Do Travel Writers Go to Hell?: A Swashbuckling Tale of High Adventures, Questionable Ethics, and Professional Hedonism, by Thomas Kohnstamm

This one has been coming for a while. A news blog I’ve been reading just published a summary of coverage of a former Lonely Planet writer’s tell-all book that has now spread all over the internet. After reading the Kirkus review of this book, I have no desire to read it, as it appears to consist mostly of tales of the author buying drugs and sinking to new lows to get girls to sleep with him. In one highly publicized passage, he described how a restaurant got a positive review:

“The waitress suggests that I come back after she closes down the restaurant, around midnight,” he writes. “We end up having sex in a chair and then on one of the tables in the back corner.

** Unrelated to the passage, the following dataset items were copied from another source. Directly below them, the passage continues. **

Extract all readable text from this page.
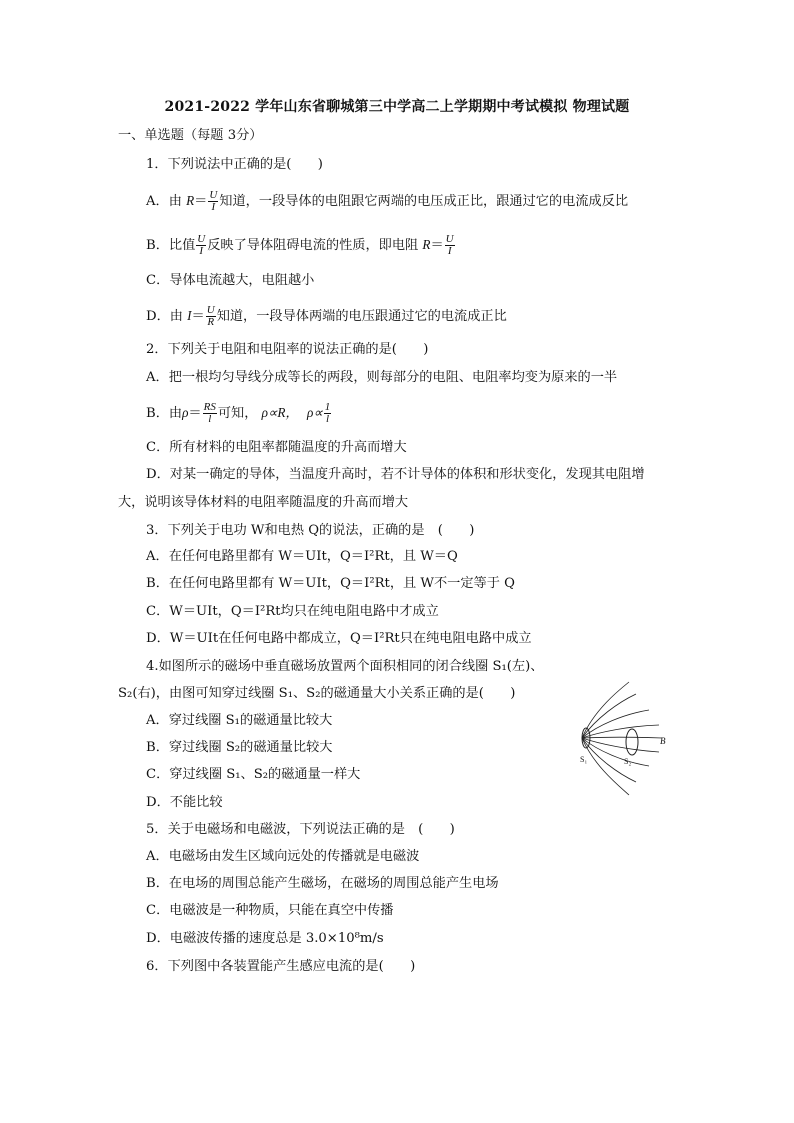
2021-2022 学年山东省聊城第三中学高二上学期期中考试模拟 物理试题
一、单选题（每题 3分）
1．下列说法中正确的是(　　)
A．由 $R= \frac{U}{I}$ 知道，一段导体的电阻跟它两端的电压成正比，跟通过它的电流成反比
B．比值 $\frac{U}{I}$ 反映了导体阻碍电流的性质，即电阻 $R= \frac{U}{I}$
C．导体电流越大，电阻越小
D．由 $I= \frac{U}{R}$ 知道，一段导体两端的电压跟通过它的电流成正比
2．下列关于电阻和电阻率的说法正确的是(　　)
A．把一根均匀导线分成等长的两段，则每部分的电阻、电阻率均变为原来的一半
B．由$\rho= \frac{RS}{l}$ 可知， ρ∝R， $\rho\propto \frac{1}{l}$
C．所有材料的电阻率都随温度的升高而增大
D．对某一确定的导体，当温度升高时，若不计导体的体积和形状变化，发现其电阻增
大，说明该导体材料的电阻率随温度的升高而增大
3．下列关于电功 W和电热 Q的说法，正确的是　(　　)
A．在任何电路里都有 W＝UIt，Q＝I²Rt，且 W＝Q
B．在任何电路里都有 W＝UIt，Q＝I²Rt，且 W不一定等于 Q
C．W＝UIt，Q＝I²Rt均只在纯电阻电路中才成立
D．W＝UIt在任何电路中都成立，Q＝I²Rt只在纯电阻电路中成立
4.如图所示的磁场中垂直磁场放置两个面积相同的闭合线圈 S₁(左)、
S₂(右)，由图可知穿过线圈 S₁、S₂的磁通量大小关系正确的是(　　)
A．穿过线圈 S₁的磁通量比较大
B．穿过线圈 S₂的磁通量比较大
C．穿过线圈 S₁、S₂的磁通量一样大
D．不能比较
B
S₁	S₂
5．关于电磁场和电磁波，下列说法正确的是　(　　)
A．电磁场由发生区域向远处的传播就是电磁波
B．在电场的周围总能产生磁场，在磁场的周围总能产生电场
C．电磁波是一种物质，只能在真空中传播
D．电磁波传播的速度总是 3.0×10⁸m/s
6．下列图中各装置能产生感应电流的是(　　)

“That performance earned a guidebook entry describing the restaurant as “a pleasant surprise” where “the table service is friendly.

However, most of the other juicy quotes that have arisen have been far more damaging to Lonely Planet, and seem to corroborate grumbles that I’ve been having with their business for a while. Mainly the author claims that “I was not able to go to all the places I needed to go to,” and that he instead would write up a “sort of mosaic job to tie up the loose ends.” He also repeatedly asserts that the advance Lonely Planet gave him (which is supposed to cover travel costs) was far from adequate.

I’m not surprised one bit by all of this. From what I can observe, Lonely Planet has been sitting on top of the travel guide food chain for a while: in the few hostel lobbies and airports I’ve been to, just about every young traveler has had a copy of their blue Argentina guide in hand, whether in English or another language. Being this fat and happy appears has not been good for them, as it seems to inspired a glib tone and complacent editing and updating. Some of the restaurant reviews in the current edition are in a such a glowingly laudatory tone that they sound like publicity penned by the management (“It’s an institution!”); a listing for a campground where I stayed noted its choice location but failed to note that this location happened to be across the street from an open-air nightclub which had already been in operation for several years.  In some entries about Argentina’s national parks, basic information about hiking is absent, but you will find a note that says: “For more information, see Lonely Planet’s Trekking in the Patagonian Andes” ($19.99 retail). To be fair, it would be impossible to include comprehensive trail reports, but some basic information for planning purposes would be easy and appropriate as LP books are supposedly geared towards the active/backpacker set.

As a coda to this story, my parents came to visit and brought me a copy of The Rough Guide to Argentina, which I’ve been using ever since.  It’s not better, but I like it more.